Step 2: Apply Conservation of Momentum
In a completely inelastic collision, total momentum before collision equals total momentum after collision. Let $\vec{v}$ be the common velocity after collision. Then,
$\vec{P}_\text{i} = \vec{P}_\text{f}$
So,
$m\,\bigl(u\,\hat{i}\bigr) + m\Bigl(u\,\frac{\hat{i} + \hat{j}}{2}\Bigr) \;=\; (2m)\,\vec{v}.$
Simplifying,
$\vec{v} \;=\; \frac{1}{2m} \left[ m\,u\,\hat{i} + m\left(u\,\frac{\hat{i} + \hat{j}}{2}\right) \right]
\;=\; \frac{1}{2}\left[u\,\hat{i} + \left(u\,\frac{\hat{i} + \hat{j}}{2}\right)\right]

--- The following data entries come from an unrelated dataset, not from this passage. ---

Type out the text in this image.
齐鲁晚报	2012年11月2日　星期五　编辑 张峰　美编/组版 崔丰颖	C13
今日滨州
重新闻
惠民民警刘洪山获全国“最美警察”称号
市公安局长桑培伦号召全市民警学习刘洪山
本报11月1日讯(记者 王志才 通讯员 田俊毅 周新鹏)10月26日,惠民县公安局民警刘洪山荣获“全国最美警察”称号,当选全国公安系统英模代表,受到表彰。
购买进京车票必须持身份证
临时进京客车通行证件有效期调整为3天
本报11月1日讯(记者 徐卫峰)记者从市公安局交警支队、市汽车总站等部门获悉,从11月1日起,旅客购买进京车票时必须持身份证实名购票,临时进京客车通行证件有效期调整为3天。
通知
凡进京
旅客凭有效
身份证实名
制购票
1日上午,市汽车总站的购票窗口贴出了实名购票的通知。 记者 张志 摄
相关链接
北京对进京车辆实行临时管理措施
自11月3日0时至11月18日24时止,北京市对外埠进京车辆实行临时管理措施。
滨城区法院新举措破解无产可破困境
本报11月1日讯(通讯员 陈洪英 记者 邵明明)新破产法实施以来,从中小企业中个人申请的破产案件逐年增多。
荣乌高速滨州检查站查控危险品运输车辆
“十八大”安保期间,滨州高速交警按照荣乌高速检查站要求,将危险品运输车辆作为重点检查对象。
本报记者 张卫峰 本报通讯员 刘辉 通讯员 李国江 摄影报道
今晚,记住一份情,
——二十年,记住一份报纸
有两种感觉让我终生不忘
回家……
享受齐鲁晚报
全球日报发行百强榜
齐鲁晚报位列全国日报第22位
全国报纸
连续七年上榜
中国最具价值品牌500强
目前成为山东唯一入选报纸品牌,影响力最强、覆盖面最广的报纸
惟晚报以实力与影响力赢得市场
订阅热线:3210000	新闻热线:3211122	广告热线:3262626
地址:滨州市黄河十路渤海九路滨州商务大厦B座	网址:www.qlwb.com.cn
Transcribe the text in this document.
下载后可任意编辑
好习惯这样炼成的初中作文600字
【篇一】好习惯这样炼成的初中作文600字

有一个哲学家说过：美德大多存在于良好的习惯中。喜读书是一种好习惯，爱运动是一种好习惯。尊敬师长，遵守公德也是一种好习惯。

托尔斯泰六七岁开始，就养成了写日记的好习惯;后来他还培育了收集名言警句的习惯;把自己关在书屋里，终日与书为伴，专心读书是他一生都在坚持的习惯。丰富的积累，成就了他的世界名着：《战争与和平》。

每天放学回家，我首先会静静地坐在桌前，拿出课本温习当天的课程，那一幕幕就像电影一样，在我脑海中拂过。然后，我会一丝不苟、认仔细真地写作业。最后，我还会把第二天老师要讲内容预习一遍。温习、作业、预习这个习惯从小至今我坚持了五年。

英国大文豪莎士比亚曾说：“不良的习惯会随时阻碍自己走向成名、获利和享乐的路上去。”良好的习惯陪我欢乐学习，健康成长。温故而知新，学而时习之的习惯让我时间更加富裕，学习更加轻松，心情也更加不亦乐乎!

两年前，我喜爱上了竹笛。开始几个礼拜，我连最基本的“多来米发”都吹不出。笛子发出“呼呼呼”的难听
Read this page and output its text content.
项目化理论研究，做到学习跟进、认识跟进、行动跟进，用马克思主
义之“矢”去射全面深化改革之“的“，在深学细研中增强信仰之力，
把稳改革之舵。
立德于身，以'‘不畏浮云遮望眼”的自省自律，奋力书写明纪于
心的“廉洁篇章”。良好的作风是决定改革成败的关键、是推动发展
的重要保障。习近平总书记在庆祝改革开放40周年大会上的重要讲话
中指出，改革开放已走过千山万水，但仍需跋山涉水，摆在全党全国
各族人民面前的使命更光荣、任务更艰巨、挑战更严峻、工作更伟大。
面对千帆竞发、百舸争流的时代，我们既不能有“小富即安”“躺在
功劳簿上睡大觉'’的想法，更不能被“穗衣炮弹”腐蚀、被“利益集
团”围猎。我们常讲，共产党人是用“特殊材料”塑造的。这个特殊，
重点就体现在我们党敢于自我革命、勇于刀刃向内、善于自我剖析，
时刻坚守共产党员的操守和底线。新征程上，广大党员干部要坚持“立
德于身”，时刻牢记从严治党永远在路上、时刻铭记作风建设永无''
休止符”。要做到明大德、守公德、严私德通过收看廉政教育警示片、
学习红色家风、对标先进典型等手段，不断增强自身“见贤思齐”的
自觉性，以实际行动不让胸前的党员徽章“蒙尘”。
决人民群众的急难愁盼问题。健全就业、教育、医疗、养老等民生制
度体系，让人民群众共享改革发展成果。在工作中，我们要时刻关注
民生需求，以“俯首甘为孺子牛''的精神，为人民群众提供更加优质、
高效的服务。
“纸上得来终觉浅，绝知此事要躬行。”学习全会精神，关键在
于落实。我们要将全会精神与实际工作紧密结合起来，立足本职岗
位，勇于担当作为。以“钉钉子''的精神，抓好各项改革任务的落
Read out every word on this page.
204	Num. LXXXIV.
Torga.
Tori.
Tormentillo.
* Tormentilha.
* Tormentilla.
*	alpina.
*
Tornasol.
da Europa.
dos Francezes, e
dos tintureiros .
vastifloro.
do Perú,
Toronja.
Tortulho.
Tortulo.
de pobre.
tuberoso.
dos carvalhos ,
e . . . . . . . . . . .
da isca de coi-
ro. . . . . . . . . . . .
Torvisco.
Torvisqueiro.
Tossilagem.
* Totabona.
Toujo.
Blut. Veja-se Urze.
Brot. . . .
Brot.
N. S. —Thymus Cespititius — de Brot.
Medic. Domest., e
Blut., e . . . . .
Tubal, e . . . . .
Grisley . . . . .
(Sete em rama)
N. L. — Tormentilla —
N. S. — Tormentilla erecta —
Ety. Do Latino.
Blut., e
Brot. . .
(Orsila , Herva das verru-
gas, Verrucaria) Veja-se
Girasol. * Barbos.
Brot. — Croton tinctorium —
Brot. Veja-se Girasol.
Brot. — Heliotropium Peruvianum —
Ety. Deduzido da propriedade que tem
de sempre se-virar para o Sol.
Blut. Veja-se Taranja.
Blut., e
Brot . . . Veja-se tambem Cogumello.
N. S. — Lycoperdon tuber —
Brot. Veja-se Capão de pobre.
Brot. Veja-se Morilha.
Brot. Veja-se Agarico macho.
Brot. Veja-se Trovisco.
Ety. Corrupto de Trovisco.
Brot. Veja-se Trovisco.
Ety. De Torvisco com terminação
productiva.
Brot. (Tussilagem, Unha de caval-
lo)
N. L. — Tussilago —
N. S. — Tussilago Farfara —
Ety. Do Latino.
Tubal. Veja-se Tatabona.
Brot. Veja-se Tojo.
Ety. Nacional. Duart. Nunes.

\;=\; \frac{1}{2}\left[u\,\hat{i} + \frac{u}{2}\,\hat{i} + \frac{u}{2}\,\hat{j}\right].
$
Combining terms carefully, we get:
$\vec{v} \;=\; \frac{3u}{4}\,\hat{i} \;+\; \frac{u}{4}\,\hat{j}.$
Step 3: Find the Magnitude of the Common Velocity
The squared magnitude of $\vec{v}$ is
$\bigl|\vec{v}\bigr|^2 \;=\; \left(\frac{3u}{4}\right)^2 + \left(\frac{u}{4}\right)^2
\;=\; \frac{9u^2}{16} \;+\; \frac{u^2}{16}
\;=\; \frac{10u^2}{16}
\;=\; \frac{5u^2}{8}.$
So,
$\bigl|\vec{v}\bigr| \;=\; \sqrt{\frac{5u^2}{8}} \;=\; u\,\sqrt{\frac{5}{8}}.$
Step 4: Compute the Final Kinetic Energy
After collision, the two masses move together with velocity $\vec{v}$. The total mass is $2m$, so the final kinetic energy is:
$\text{KE}_\text{f} \;=\; \frac{1}{2}\,(2m)\,\bigl|\vec{v}\bigr|^2
\;=\; m\,\left(\frac{5u^2}{8}\right)
\;=\; \frac{5}{8}\,m\,u^2.$
Step 5: Compute the Initial Kinetic Energy
Initial kinetic energy is the sum of kinetic energies of both particles:
Particle 1: $\frac{1}{2}\,m\,u^2$
Particle 2:
$\frac{1}{2}\,m\,\left(\frac{u}{\sqrt{2}}\right)^2
= \frac{1}{2}\,m\,\left(\frac{u^2}{2}\right)
= \frac{1}{4}\,m\,u^2.$
Therefore,
$\text{KE}_\text{i} \;=\; \frac{1}{2}\,m\,u^2 \;+\; \frac{1}{4}\,m\,u^2
\;=\; \frac{3}{4}\,m\,u^2.$
Step 6: Calculate the Energy Lost
The energy lost $\Delta \text{KE}$ during the collision is:
$\Delta \text{KE}
\;=\; \text{KE}_\text{f} \;-\; \text{KE}_\text{i}
\;=\; \frac{5}{8}\,m\,u^2 \;-\; \frac{3}{4}\,m\,u^2.
$
Converting fractions to a common denominator:
$\frac{5}{8}\,m\,u^2 \;=\; \frac{5}{8}\,m\,u^2,\quad
\frac{3}{4}\,m\,u^2 \;=\; \frac{6}{8}\,m\,u^2.$
So,
$\Delta \text{KE}
\;=\; \frac{5}{8}\,m\,u^2 - \frac{6}{8}\,m\,u^2
\;=\; -\frac{1}{8}\,m\,u^2.
$
A negative value indicates the kinetic energy is lost. Hence, the magnitude of the lost energy is:
$\boxed{\frac{1}{8}\,m\,u^2}.